僕は彼女を見つめた。彼女がとても大切な人であることは分かっている。骨の髄まで彼女を愛していることも分かっている。けれど、「ありがとう」と言おうとした瞬間、言葉が喉に引っかかった。僕の脳内にある日本語の回路が、断線してしまったのだ。
「あり……がとう……」
僕は必死に絞り出した。けれど、口から出たのは別の言葉だった。
「Terima kasih, Sayang.」
あかりは呆然とした。彼女はインドネシア語が分からない。
「エドくん? 何を言っているの?」
彼女は不安げな表情で尋ねた。
僕はパニックに陥った。お腹が空いていること、手が痛いこと、そして怖いということを伝えたかった。けれど、日本語を話そうとすればするほど、僕の脳は原始的な根源へと、長く使っていなかった母国語へと逆戻りしていった。
「Aku... aku tidak tahu cara pakai ini, Akari. Tolong aku.」
焦燥感から、僕の声は荒くなった。
「パパ? なんでパパ、変な言葉でお話ししてるの?」
しおりが瞳に涙を浮かべて僕を見ていた。怒っている見知らぬ誰かのように見える父親を、怖がっていた。
僕は箸をテーブルに叩きつけた。ガシャン! という音が、静かな部屋に耳障りに響いた。
僕は立ち上がり、檻の中のライオンのように部屋を右往左往した。自分の体の中に閉じ込められたような気分だった。僕は諏訪の街に、自分の家にいるのに、まるで見当識を失って大海原を漂流しているようだった。「古戸波エド」としてのアイデンティティが消えていく。作り上げられた日本人の僕は死に、怯え、妻子と意思疎通すらできない一人のインドネシア人の男がそこに取り残されていた。
「Maaf... Maafkan Papa...」
僕は床に膝をつき、頭を抱えて呻いた。
「Aku ingin pulang... tapi aku sudah di rumah... kenapa aku tidak bisa bicara pada kalian?」
あかりがゆっくりと僕の前に膝をついた。彼女は僕の言葉を一言も理解できなかったけれど、僕の涙の意味を理解してくれた。彼女はしおりの手を取り、二人で僕を両側から抱きしめた。
「大丈夫だよ」
僕がその意味を忘れ始めていることを知りながら、あかりは日本語で囁いた。「もしあなたが私たちの言葉を忘れてしまうなら、私たちがあなたの言葉を覚えるから。声が届かなくなっても、私たちの心臓は同じリズムで動いているから」
しおりが小さな手で僕の涙を拭った。「パパ、あいしてる。パパが何て言ってるか分からないけど、パパがしおりのこと大好きなのは分かってるよ」
その時、僕は確信した。この病気はなんて残酷なのだろう。僕の名前を、言葉を、そして食事をする能力さえも奪っていく。けれど、あかりがスプーンを手に取り、インドネシアの母親が子供に食べさせるように僕の口にゆっくりと運んでくれた時、僕は気づいた。愛には辞書なんていらないのだ。
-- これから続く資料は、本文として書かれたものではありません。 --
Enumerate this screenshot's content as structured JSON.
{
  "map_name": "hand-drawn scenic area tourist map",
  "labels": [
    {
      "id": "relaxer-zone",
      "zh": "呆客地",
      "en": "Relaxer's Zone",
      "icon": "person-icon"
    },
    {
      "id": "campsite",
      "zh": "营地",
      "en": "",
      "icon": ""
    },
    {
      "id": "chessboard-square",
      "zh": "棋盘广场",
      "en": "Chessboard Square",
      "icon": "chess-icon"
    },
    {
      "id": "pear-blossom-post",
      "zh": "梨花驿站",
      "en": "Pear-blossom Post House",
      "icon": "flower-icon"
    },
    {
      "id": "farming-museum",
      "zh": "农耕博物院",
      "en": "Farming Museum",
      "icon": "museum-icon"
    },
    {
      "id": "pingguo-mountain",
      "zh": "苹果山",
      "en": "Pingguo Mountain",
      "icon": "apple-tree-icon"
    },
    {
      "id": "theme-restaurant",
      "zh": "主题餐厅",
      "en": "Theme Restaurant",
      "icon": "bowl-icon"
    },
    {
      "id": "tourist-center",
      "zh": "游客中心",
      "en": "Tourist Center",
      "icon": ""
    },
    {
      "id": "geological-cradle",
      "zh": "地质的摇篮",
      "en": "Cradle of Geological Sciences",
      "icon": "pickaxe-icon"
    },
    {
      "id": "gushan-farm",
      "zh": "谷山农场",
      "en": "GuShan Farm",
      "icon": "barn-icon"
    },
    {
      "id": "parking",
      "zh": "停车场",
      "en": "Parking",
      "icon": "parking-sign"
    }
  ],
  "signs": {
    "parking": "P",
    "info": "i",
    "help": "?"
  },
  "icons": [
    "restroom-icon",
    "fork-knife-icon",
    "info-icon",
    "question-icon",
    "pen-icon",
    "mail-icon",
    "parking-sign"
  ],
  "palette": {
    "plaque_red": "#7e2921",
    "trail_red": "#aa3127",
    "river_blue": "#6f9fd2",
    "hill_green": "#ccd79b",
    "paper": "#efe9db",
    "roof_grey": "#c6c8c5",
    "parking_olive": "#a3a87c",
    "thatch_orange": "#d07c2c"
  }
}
僕は自分の世界を失った男だ。けれど、信州の小さな屋根の下で、二人の天使が僕のために新しい世界を築いてくれている。言葉が重要ではなくなり、ただ触れ合うことと、そこにいることだけが最後の一本の「枝」となる世界を。
その夜、初めてあかりが小さなノートを見ながら、寝る前に僕に囁いた。
「Selamat... tidur... エド-kun.」
たどたどしい発音だったけれど、それは僕が人生で聴いた中で、最も美しい音楽だった。